Schrödinger’s Parent, or when you can’t “cherish every moment”

One of the many clichés you hear as a parent of littles from older parents is something to the effect of: “Cherish every moment—they grow up so fast.”

It’s something I’m also tempted to say to newer parents because kids do indeed grow up fast, and when you look at photos from when they were younger it’s easy to get wistful for those times.

But it’s also true that not every moment can or should be cherished, not when it’s full of screaming or sleep deprivation or pacifiers that need to be cleaned yet again. Sometimes you pine for that seemingly mythical future when the kids are older and life is easier and you can do things without a diaper bag or tantrum.

There are a few names you could call this phenomenon of living in the moment while longing for another:

  • Cognitive dissonance
  • “Two things are true” per the Good Inside philosophy of Dr.

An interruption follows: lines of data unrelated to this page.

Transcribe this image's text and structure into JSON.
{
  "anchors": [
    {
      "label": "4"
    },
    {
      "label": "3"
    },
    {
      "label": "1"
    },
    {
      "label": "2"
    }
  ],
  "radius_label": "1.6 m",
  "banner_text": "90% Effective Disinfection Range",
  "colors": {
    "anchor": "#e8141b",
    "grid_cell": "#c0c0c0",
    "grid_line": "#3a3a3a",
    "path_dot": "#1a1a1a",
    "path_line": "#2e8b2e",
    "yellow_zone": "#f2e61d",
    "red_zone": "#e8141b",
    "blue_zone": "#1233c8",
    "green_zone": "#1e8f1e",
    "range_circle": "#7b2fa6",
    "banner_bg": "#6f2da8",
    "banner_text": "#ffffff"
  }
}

Becky Kennedy
  • For the nerds, a parental spin on Schrödinger’s cat thought experiment
  • What I’d call “improv parenting” – i.e. taking a “yes, and” approach

Whatever you want to call it, the idea of two conflicting states existing at the same time strongly resonates for me. It’s OK to acknowledge and accept whatever phase you’re currently in—newborn, toddler, teen, single or multiple kids, etc.—while also wishing you were in another. “Yes, I’m here right now. And I will be over there sooner than I realize.”

This perspective doesn’t erase or invalidate the (many) frustrations embedded in child-rearing. It merely helps you see and appreciate the good stuff in each phase, even when you’re deep in the trenches. It’s a reminder that life is fleeting, that each phase has its good and bad, fun and hard, and none of it lasts.